Le bombe ieri hanno colpito anche il Teatro regionale d’arte drammatica, sotto cui erano rifugiati tra mille e 1.200 persone. Chi non era sottoterra sarebbe rimasto schiacciato sotto la parte centrale dell’edificio crollato. Sotto le macerie anche donne e bambini. “Gli invasori – dice il vicesindaco Sergheiy Orlov – hanno cinicamente e intenzionalmente distrutto il teatro più grande della città. Sapevano che nel rifugio antiaereo, il cui ingresso ha parzialmente ceduto, si nascondevano centinaia di civili. È un orrendo crimine di guerra. Non possiamo quantificarne la portata: i bombardamenti sui quartieri residenziali continuano, le fiamme impediscono i soccorsi”. Mosca nega: “La struttura è stata minata e fatta saltare – la nota della Difesa – dalla milizia ultranazionalista del battaglione Azov: una sanguinosa provocazione contro civili tenuti in ostaggio”. Missili anche contro le torri dei ripetitori di radio e telecomunicazioni: in serata le voci dalla città si sono spente e la speranza è stata uccisa anche lungo la colonna degli evacuati. L’esercito russo ha violato la tregua umanitaria vicino a Zelenivka, sparando contro i civili in fuga. Imprecisato il numero delle vittime. Cinque i feriti nelle auto bruciate: tra loro un bambino. Bloccati gli aiuti per gli oltre 300mila asserragliati in città. “Il crimine dell’ospedale in ostaggio – è l’accusa del presidente Volodymyr Zelensky – non si differenzia da quanto è stato fatto da Shamil Basaev.
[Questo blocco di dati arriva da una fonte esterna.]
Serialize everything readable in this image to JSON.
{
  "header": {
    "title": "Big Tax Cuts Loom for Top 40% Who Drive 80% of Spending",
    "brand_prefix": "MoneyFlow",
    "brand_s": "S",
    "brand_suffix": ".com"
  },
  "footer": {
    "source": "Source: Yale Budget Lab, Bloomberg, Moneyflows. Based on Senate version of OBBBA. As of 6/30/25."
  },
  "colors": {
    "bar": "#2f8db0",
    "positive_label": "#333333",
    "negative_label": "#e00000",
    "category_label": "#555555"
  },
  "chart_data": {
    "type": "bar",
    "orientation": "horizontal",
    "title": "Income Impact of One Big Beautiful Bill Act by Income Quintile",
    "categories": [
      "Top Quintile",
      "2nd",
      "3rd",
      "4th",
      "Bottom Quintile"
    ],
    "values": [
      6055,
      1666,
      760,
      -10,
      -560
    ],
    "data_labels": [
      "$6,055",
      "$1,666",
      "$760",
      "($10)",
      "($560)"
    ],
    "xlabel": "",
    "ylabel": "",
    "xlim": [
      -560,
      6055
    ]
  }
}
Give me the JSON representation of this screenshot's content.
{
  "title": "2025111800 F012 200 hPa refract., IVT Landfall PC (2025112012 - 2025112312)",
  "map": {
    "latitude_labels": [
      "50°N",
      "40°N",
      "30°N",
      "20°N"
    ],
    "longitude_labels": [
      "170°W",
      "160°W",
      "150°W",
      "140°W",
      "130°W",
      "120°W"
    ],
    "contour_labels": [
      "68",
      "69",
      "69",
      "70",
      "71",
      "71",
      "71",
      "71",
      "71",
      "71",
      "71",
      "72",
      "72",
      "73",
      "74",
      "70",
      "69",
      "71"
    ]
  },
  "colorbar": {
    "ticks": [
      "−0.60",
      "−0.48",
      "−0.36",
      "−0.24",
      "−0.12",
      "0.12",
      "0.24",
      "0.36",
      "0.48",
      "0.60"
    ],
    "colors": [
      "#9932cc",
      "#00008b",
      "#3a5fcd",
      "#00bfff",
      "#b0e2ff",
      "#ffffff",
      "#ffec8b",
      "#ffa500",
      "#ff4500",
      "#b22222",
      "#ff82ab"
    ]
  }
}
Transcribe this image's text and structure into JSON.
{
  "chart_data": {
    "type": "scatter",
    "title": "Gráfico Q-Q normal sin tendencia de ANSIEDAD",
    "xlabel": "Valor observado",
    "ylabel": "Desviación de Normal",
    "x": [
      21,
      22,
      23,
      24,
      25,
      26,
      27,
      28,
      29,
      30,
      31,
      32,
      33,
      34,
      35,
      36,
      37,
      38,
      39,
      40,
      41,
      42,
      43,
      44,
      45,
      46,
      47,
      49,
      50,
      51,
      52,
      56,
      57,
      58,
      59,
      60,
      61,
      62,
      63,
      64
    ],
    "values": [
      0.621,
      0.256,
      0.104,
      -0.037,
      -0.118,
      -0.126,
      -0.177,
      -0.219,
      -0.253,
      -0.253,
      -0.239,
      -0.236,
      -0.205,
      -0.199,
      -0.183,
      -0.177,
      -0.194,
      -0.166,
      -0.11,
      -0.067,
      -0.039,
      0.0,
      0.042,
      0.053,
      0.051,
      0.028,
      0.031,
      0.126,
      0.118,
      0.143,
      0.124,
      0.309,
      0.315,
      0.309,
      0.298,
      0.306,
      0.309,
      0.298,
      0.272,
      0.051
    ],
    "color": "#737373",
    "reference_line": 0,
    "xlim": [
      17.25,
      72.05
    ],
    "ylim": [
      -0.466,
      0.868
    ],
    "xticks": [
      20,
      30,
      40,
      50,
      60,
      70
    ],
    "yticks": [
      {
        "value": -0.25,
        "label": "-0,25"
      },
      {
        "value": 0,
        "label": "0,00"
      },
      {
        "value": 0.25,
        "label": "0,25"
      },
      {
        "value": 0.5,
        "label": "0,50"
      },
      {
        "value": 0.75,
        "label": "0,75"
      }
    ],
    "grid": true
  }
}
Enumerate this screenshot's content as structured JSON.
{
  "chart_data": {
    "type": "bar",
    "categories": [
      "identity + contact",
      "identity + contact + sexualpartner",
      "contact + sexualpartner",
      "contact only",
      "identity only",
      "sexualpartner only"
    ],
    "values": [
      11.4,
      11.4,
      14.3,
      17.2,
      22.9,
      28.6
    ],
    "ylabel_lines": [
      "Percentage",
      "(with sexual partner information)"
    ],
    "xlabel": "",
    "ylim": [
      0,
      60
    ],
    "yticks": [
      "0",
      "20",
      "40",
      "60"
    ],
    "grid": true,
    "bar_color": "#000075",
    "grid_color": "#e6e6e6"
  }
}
Da oggi anche la Russia diventa apertamente un Paese terrorista”. Basaev è stato il leader del terrorismo separatista ceceno, in guerra contro Mosca. Prima di essere ucciso combatteva per il padre di Ramzan Kadyrov, oggi fedele sicario del Cremlino. Nel 1995 prese in ostaggio 1.600 persone nell’ospedale di Budennovsk, innesco della repressione russa a Grozny. Gli aggressori di oggi, molti dei quali reclutati proprio tra i kadyrovtsy ceceni, hanno imparato l’arte dell’eccidio.

La Croce Rossa definisce la città martire dell’Ucraina “un incubo ad occhi aperti”. Ostaggi nell’ospedale, prigionieri sotto le macerie del teatro e profughi colpiti mentre tentano di abbandonare Mariupol, gli occhi aperti non riescono più a tenerli.